The base subway fare has not been raised since 2003, when it jumped to $2 from $1.50. 30-day passes jumped to $70 from $63 in 2003 and then up to $76 in 2005.
Even with a fare hike that brought in half a billion additional dollars to pay for new subway cars, buses, and station maintenance, the MTA would still have to rely on state aid to get its finances under control, sources briefed on the budget said. “There are only three ways for the MTA to get the money: the city, the state, or the riders,” the executive director of the Permanent Citizens Advisory Committee to the MTA, William Henderson, said. “If the riders are going to be paying additional money, there should be additional money coming from other MTA funding partners as well.”
The MTA is reportedly expected to call for more revenue from state taxes.
The MTA in the past has favored a policy of instituting modest fare hikes every few years rather than infrequent whopping increases. Some city officials said they were not convinced any fare hike is necessary.
“First we need to know what’s being done with unspent funds from previous capital plans and mismanaged technology, such as the automated L train,” the chairman of the City Council’s transportation committee, John Liu, said. Mr.

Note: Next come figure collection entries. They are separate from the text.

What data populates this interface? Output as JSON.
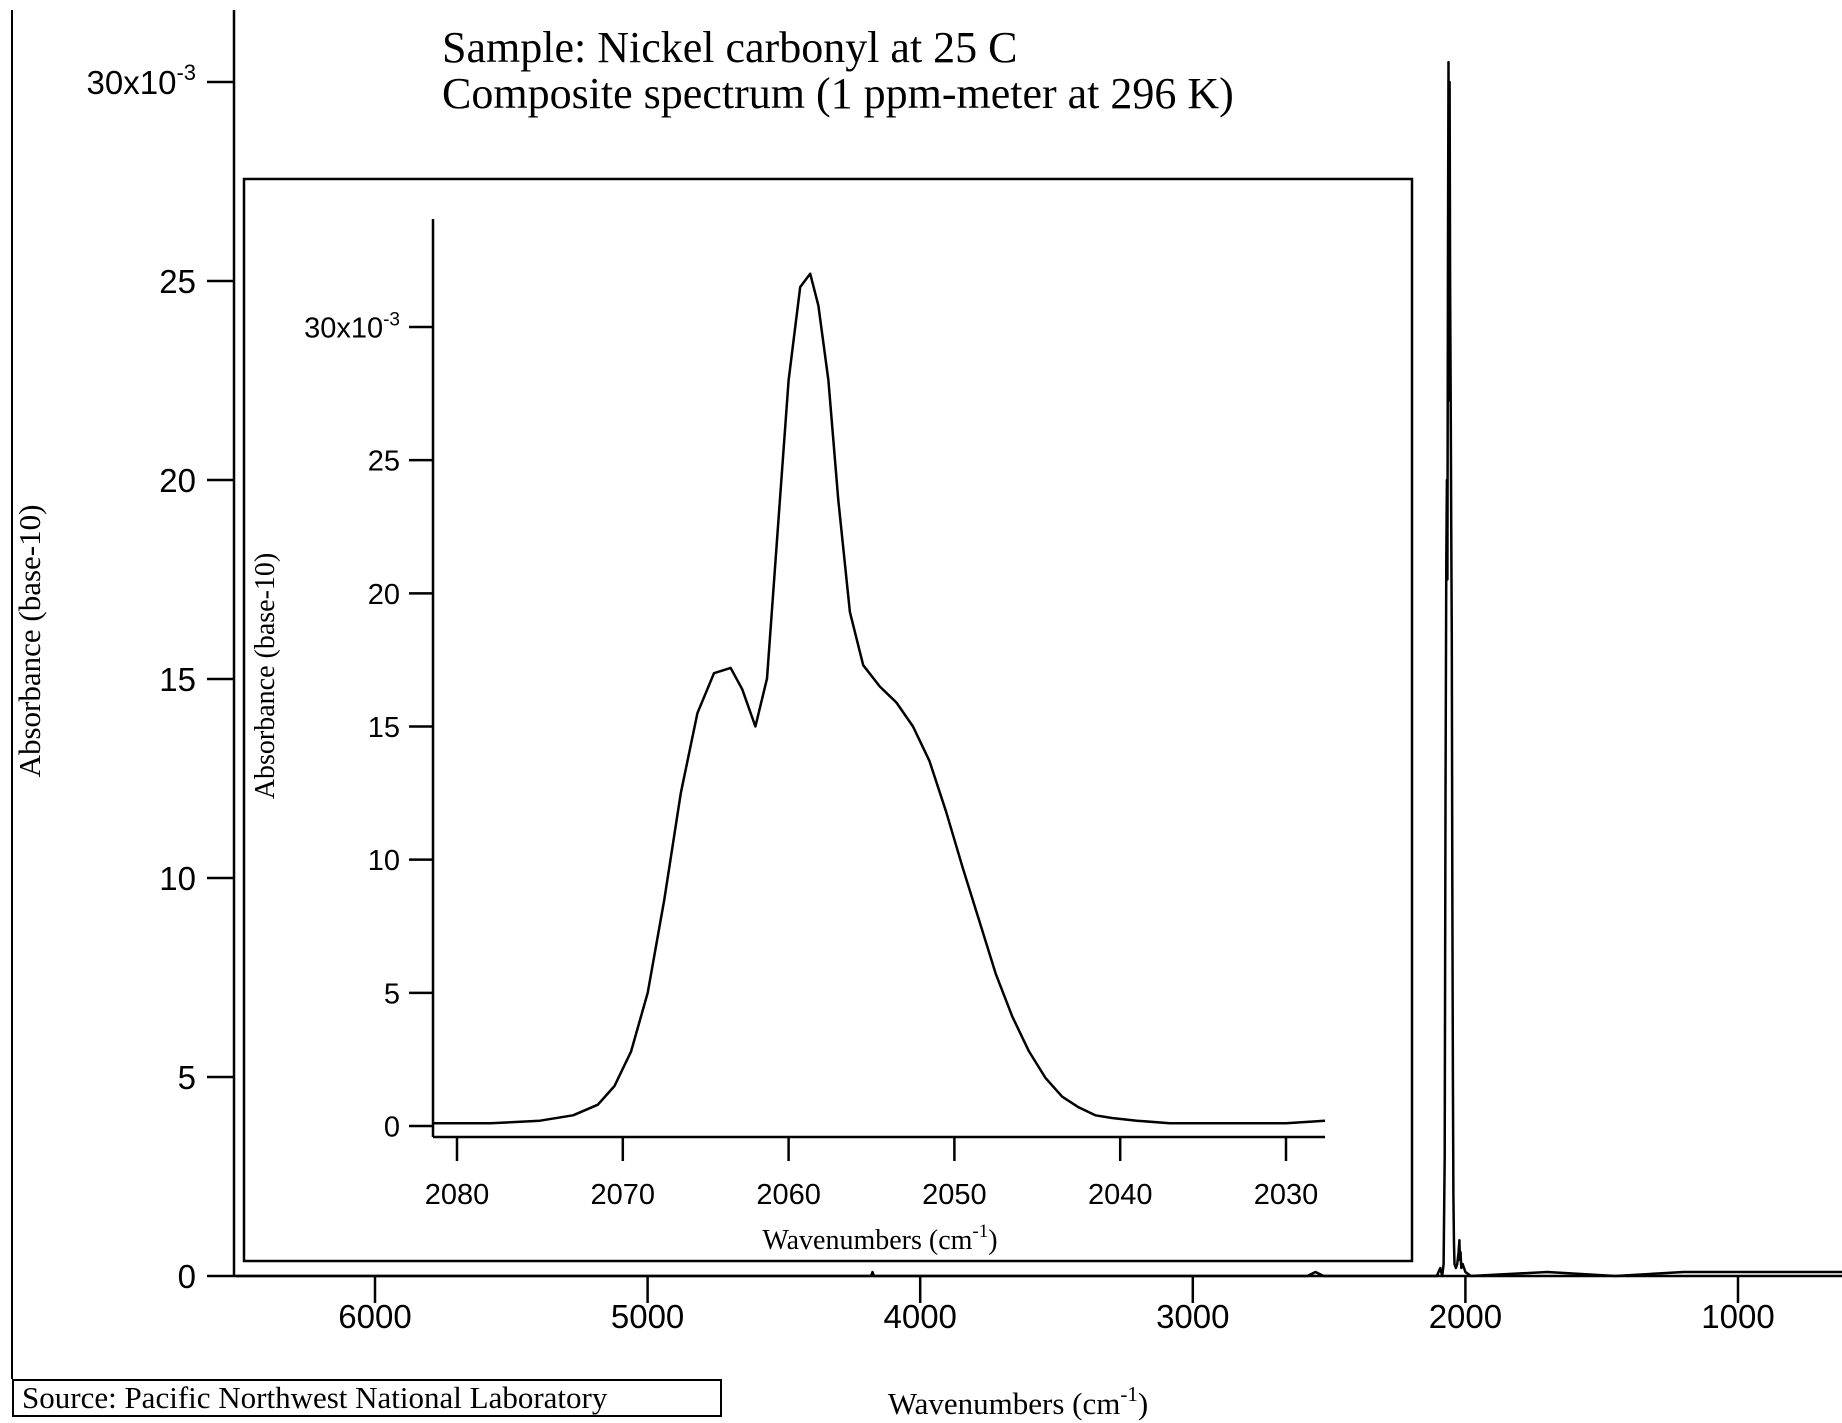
{
  "chart_data": [
    {
      "type": "line",
      "role": "main",
      "title": "Sample: Nickel carbonyl at 25 C",
      "subtitle": "Composite spectrum (1 ppm-meter at 296 K)",
      "xlabel": "Wavenumbers (cm",
      "xlabel_sup": "-1",
      "xlabel_tail": ")",
      "ylabel": "Absorbance (base-10)",
      "x_reversed": true,
      "xlim": [
        6510,
        600
      ],
      "ylim": [
        -0.0005,
        0.0325
      ],
      "x_ticks": [
        6000,
        5000,
        4000,
        3000,
        2000,
        1000
      ],
      "y_ticks": [
        {
          "value": 0,
          "label": "0"
        },
        {
          "value": 0.005,
          "label": "5"
        },
        {
          "value": 0.01,
          "label": "10"
        },
        {
          "value": 0.015,
          "label": "15"
        },
        {
          "value": 0.02,
          "label": "20"
        },
        {
          "value": 0.025,
          "label": "25"
        },
        {
          "value": 0.03,
          "label": "30x10",
          "exp": "-3"
        }
      ],
      "grid": false,
      "series": [
        {
          "x": [
            6510,
            4500,
            4180,
            4175,
            4170,
            4100,
            3500,
            2580,
            2550,
            2520,
            2200,
            2160,
            2140,
            2120,
            2105,
            2092,
            2085,
            2080,
            2076,
            2073,
            2070,
            2068,
            2066,
            2064,
            2062,
            2060,
            2058,
            2056,
            2054,
            2052,
            2050,
            2048,
            2046,
            2044,
            2042,
            2040,
            2035,
            2030,
            2025,
            2022,
            2020,
            2018,
            2015,
            2010,
            2005,
            2000,
            1980,
            1700,
            1450,
            1200,
            800,
            600
          ],
          "y": [
            0.0,
            0.0,
            0.0,
            0.0001,
            0.0,
            0.0,
            0.0,
            0.0,
            0.0001,
            0.0,
            0.0,
            -0.0001,
            0.0,
            -0.0001,
            0.0,
            0.0002,
            0.0,
            0.0003,
            0.003,
            0.012,
            0.018,
            0.02,
            0.0175,
            0.026,
            0.0305,
            0.022,
            0.03,
            0.025,
            0.022,
            0.019,
            0.016,
            0.01,
            0.005,
            0.002,
            0.0008,
            0.0003,
            0.0002,
            0.0003,
            0.0006,
            0.0009,
            0.0004,
            0.0006,
            0.0002,
            0.0003,
            0.0002,
            0.0001,
            0.0,
            0.0001,
            0.0,
            0.0001,
            0.0001,
            0.0001
          ]
        }
      ],
      "source": "Source: Pacific Northwest National Laboratory"
    },
    {
      "type": "line",
      "role": "inset",
      "xlabel": "Wavenumbers (cm",
      "xlabel_sup": "-1",
      "xlabel_tail": ")",
      "ylabel": "Absorbance (base-10)",
      "x_reversed": true,
      "xlim": [
        2081.5,
        2027.5
      ],
      "ylim": [
        -0.0005,
        0.032
      ],
      "x_ticks": [
        2080,
        2070,
        2060,
        2050,
        2040,
        2030
      ],
      "y_ticks": [
        {
          "value": 0,
          "label": "0"
        },
        {
          "value": 0.005,
          "label": "5"
        },
        {
          "value": 0.01,
          "label": "10"
        },
        {
          "value": 0.015,
          "label": "15"
        },
        {
          "value": 0.02,
          "label": "20"
        },
        {
          "value": 0.025,
          "label": "25"
        },
        {
          "value": 0.03,
          "label": "30x10",
          "exp": "-3"
        }
      ],
      "grid": false,
      "series": [
        {
          "x": [
            2081.5,
            2078,
            2075,
            2073,
            2071.5,
            2070.5,
            2069.5,
            2068.5,
            2067.5,
            2066.5,
            2065.5,
            2064.5,
            2063.5,
            2062.8,
            2062,
            2061.3,
            2060.7,
            2060,
            2059.3,
            2058.7,
            2058.2,
            2057.6,
            2057,
            2056.3,
            2055.5,
            2054.5,
            2053.5,
            2052.5,
            2051.5,
            2050.5,
            2049.5,
            2048.5,
            2047.5,
            2046.5,
            2045.5,
            2044.5,
            2043.5,
            2042.5,
            2041.5,
            2040.5,
            2039,
            2037,
            2035,
            2032,
            2030,
            2027.5
          ],
          "y": [
            0.0001,
            0.0001,
            0.0002,
            0.0004,
            0.0008,
            0.0015,
            0.0028,
            0.005,
            0.0085,
            0.0125,
            0.0155,
            0.017,
            0.0172,
            0.0164,
            0.015,
            0.0168,
            0.022,
            0.028,
            0.0315,
            0.032,
            0.0308,
            0.028,
            0.0235,
            0.0193,
            0.0173,
            0.0165,
            0.0159,
            0.015,
            0.0137,
            0.0118,
            0.0097,
            0.0077,
            0.0057,
            0.0041,
            0.0028,
            0.0018,
            0.0011,
            0.0007,
            0.0004,
            0.0003,
            0.0002,
            0.0001,
            0.0001,
            0.0001,
            0.0001,
            0.0002
          ]
        }
      ]
    }
  ]
}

Liu attacked the MTA last year for having $212 million of unspent funds from its previous capital plan in its coffers while stations sat in disrepair. Mr. Liu said that the delayed “robotrain” experiment on the L line had also cost the agency hundreds of millions of dollars.
No service cuts are planned for 2008, according to officials who were briefed on the plan.
The MTA board is expected to pass a resolution that would allow hearings on a fare hike. The MTA is scheduled to submit an updated financial plan in November, and the agency would adopt the budget in December.
Yesterday evening, the MTA held a press briefing about the fare hike for reporters from selected newspapers, but declined to admit a New York Sun reporter when the newspaper declined to abide by specific rules about what it would publish in this news article.